Abstract

Recent events related to the rise of ISIS have catapulted the ‘unwilling or unable’ test to the forefront of the legal debate concerning the fight against terrorism. The still controversial test offers a justification for unilateral use of force in self-defence on behalf of a victim state on the territory of a host state that is unwilling or unable to prevent a non-state actor located on its soil from carrying out attacks against the victim state. The aim of this chapter is to analyse the history, current status and content of the ‘unwilling or unable’ test with a view to highlighting the main concerns that come with it.

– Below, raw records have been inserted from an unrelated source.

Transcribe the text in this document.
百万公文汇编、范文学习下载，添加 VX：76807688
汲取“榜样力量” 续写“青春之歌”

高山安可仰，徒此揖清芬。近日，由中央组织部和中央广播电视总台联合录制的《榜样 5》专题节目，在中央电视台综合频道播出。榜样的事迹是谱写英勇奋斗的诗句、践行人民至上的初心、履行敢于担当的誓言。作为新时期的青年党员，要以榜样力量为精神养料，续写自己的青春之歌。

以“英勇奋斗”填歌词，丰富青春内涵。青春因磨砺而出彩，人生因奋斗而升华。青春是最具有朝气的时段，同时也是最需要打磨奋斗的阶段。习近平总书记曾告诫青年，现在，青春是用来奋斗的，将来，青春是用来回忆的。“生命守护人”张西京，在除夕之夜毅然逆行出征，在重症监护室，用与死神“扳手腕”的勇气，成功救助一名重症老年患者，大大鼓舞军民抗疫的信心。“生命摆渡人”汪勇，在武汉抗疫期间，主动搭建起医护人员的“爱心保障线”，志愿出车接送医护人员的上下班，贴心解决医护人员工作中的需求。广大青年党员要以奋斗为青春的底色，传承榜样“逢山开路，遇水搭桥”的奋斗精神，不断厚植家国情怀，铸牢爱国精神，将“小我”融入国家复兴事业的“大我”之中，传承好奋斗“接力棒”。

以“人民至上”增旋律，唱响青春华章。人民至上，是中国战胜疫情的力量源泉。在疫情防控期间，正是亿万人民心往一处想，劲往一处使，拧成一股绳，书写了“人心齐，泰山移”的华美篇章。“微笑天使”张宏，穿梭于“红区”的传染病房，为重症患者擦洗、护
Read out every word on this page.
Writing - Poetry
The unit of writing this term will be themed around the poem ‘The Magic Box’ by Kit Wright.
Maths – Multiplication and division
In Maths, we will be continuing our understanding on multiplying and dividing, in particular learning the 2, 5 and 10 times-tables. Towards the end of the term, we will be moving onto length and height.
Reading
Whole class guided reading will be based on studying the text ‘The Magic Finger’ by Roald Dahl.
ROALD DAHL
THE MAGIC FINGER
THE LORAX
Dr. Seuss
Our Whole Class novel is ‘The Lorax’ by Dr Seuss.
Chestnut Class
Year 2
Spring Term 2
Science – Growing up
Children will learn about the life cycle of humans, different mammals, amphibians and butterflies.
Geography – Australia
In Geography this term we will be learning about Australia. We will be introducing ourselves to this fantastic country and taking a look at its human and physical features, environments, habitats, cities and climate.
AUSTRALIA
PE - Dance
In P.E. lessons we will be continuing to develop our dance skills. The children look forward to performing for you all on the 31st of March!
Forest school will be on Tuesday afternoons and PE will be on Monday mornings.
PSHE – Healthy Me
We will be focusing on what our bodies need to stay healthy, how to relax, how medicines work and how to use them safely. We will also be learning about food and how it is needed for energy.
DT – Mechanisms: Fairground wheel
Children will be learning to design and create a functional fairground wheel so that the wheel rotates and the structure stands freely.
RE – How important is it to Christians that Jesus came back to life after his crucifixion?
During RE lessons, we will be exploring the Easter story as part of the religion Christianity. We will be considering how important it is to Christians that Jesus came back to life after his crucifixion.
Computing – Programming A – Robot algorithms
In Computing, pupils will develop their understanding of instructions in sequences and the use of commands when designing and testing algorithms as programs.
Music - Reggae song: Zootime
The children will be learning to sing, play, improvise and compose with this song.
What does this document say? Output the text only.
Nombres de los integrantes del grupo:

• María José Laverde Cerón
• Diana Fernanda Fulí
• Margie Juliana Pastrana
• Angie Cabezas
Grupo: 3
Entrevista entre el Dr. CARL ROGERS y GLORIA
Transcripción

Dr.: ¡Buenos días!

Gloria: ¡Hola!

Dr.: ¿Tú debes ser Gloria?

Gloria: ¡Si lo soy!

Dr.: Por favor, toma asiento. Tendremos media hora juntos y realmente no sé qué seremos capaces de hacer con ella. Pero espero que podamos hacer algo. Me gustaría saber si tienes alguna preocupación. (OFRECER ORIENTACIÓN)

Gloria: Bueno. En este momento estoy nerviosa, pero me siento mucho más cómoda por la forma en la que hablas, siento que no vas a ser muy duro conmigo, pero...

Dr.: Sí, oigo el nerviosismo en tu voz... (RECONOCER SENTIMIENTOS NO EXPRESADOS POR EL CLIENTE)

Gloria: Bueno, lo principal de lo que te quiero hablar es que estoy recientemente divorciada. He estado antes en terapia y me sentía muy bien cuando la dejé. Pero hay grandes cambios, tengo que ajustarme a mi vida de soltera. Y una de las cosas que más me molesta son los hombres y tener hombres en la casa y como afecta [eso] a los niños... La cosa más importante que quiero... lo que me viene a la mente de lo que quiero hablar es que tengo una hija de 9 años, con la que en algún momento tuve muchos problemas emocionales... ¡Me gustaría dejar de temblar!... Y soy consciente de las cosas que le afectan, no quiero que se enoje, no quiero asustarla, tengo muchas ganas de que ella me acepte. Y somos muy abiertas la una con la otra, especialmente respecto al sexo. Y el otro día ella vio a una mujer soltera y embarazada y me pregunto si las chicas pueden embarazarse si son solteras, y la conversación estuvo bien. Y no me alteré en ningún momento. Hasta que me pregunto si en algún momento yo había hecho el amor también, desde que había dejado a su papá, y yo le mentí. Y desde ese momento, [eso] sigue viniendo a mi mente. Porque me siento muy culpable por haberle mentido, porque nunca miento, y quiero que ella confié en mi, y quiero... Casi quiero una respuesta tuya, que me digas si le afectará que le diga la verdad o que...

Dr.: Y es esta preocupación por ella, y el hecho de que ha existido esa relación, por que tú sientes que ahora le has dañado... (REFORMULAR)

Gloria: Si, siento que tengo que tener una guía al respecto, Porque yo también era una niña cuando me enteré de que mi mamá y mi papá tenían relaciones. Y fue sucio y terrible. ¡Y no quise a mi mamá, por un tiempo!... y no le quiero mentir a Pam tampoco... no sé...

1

This chapter argues that if the ‘unwilling or unable’ test is here to stay, governments and authors alike must make considerable effort to clarify its content, delineate its limits and set out its requirements in the context of the law of self-defence. Subject to evolving state practice, the ‘unwilling or unable’ test may fit into the necessity requirement of the law of self-defence. If so, emphasis should be put on the victim state’s duty to show, by way of a thorough assessment, the host state’s continuous and evident unwillingness or inability to prevent terrorist organizations from using its territory. This requirement should only come after the victim state has shown that the occurred or imminent armed attack creates an immediate need for action. In any case, measures based on consent, which would circumvent the need to apply the test, should always be prioritized. To present its argument, Sect. 4.2 will embark on a brief review of relevant (state) practice. Next, it will assess the current status of the test on the basis of the conducted review. Section 4.4 will look into the anatomy of the ‘unwilling or unable’ test and Sect. 4.5 will analyse the use of the test in relation to the US-led intervention in Syria to neutralize ISIS targets.